Questions still run through my mind. Are the hardened souls really that hardened, or do they hide their torment better than I can? Are the tougher types really that tough, their souls numb to the humanity we witness every day, or have they just learnt to compartmentalise better than I can? Are they just burnt out, their hearts and minds numbed after seeing so much, too much? Or perhaps, as I'm beginning to suspect, it's just me.

Perhaps it's a cultural issue? Perhaps I'm not quite as "at home" as I think I am? Perhaps I'm just being ridiculous?
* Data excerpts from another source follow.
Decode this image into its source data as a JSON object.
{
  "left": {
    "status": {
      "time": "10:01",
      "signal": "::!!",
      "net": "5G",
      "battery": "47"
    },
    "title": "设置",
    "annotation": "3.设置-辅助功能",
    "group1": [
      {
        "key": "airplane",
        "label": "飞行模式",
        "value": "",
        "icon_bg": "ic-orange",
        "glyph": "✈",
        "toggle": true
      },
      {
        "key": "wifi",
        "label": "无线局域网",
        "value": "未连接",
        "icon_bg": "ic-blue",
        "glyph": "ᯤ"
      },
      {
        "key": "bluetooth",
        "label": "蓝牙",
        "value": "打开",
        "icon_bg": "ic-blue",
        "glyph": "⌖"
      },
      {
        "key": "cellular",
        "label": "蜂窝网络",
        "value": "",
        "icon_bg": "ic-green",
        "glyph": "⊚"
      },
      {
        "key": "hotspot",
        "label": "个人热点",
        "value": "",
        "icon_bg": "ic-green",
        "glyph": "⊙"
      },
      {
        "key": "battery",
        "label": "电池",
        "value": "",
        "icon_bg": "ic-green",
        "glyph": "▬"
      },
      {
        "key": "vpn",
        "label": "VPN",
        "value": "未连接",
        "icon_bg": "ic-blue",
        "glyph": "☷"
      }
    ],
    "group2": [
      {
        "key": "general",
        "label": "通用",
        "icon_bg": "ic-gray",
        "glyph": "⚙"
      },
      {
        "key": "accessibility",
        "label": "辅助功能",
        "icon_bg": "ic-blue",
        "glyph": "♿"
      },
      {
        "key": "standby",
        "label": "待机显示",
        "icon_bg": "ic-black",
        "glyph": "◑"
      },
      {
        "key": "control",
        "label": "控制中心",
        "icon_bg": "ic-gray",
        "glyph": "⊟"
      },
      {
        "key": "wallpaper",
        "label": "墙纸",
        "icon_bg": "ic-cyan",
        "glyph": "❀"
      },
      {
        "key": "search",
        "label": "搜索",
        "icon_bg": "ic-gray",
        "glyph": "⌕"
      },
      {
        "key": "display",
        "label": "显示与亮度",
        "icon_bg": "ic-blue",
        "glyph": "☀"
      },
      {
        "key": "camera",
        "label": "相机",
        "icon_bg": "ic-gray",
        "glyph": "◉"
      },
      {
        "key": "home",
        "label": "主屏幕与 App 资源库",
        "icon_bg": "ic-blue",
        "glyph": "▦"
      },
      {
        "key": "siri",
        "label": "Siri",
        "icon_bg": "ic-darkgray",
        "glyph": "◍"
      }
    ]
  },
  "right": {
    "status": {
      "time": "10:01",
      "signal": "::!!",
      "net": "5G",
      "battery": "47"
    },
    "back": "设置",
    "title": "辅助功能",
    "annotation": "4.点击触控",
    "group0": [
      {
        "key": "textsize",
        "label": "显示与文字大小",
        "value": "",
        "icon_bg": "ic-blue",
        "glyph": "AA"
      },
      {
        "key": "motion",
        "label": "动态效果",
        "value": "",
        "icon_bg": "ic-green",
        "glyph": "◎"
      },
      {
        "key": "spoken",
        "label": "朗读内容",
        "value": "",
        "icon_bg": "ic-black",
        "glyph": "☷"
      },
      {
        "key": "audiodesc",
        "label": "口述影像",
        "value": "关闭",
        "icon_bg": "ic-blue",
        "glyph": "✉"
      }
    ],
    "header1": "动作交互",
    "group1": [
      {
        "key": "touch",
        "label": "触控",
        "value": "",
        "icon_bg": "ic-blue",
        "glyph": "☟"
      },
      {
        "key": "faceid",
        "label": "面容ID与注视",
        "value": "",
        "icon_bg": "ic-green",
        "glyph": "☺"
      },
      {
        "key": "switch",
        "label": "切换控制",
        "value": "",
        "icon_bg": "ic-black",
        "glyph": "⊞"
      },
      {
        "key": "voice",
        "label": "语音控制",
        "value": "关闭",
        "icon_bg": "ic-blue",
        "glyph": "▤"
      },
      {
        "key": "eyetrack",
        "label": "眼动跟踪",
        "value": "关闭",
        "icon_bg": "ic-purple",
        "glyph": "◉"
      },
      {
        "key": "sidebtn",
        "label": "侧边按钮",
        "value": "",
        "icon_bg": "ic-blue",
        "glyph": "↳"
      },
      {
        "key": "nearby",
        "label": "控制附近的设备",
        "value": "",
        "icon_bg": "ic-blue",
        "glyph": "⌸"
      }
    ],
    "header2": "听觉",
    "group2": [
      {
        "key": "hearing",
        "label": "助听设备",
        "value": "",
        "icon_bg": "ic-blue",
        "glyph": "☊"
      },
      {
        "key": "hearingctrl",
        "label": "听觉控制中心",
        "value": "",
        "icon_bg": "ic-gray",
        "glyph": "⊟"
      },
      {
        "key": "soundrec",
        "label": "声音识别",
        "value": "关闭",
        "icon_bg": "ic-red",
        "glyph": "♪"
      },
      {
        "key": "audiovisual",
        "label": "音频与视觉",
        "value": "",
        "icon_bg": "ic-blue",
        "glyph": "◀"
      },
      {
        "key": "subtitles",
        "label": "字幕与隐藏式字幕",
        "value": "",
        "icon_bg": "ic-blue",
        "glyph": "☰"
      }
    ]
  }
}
PTSD amongst EMS staff is well documented, if not well recognised or well accepted. At least not well enough. There's too much stigma still attached. Those affected are seen as weak, not "man enough" for the job. Not strong enough. Too attached. Too emotional. Too ridiculous. 

I don't think I'm any of them. I don't think that anyone who carries these feelings with them is any of them. I think that perhaps they, we, just have a different way of connecting with our patients. Some see their patients as the latest gadget on a production line. Some see their patients as their next challenge. And some see their patients, imagining them as their very own parent, or grandparent, or child, or best friend. Not every patient, but enough of them. Enough to make the emotion raw enough, real enough, for it to affect them in the longer term.

I'm not sure whether that's a healthy thing, but I strongly believe it makes me a better paramedic.

But perhaps it's just me.


Lentils said...

Doing your job without treating your patients like humans who could be relatives or friends may well get you through the day a little more easily but it certainly won't improve upon the incredible paramedic that you are. Is it just you? Who knows? Either way, I think you are getting it just right! You know you couldn't do the job like a robot even if you are aware that maybe it's possible and maybe someone else could. As for the PTSD, something I personally was affected a single solitary experience, I really hope that the service offers the right sort of support and spots the signs!

Dan said...

Anyone who can work in EMS be it in the field or an ER without being emotionally affected would have to be a sociopath, a defective person. Most who say they aren't affected are lying. Ignoring, denying and lying about how you feel is a coping mechanism.

flobach said...

It's definitely not "just you". There is a macho culture within the profession, unfortunately (and frustratingly) it seems it is a little stronger where you have moved to.

Hold on, stay strong...but only as long as it is healthy for yourself and your family to do so.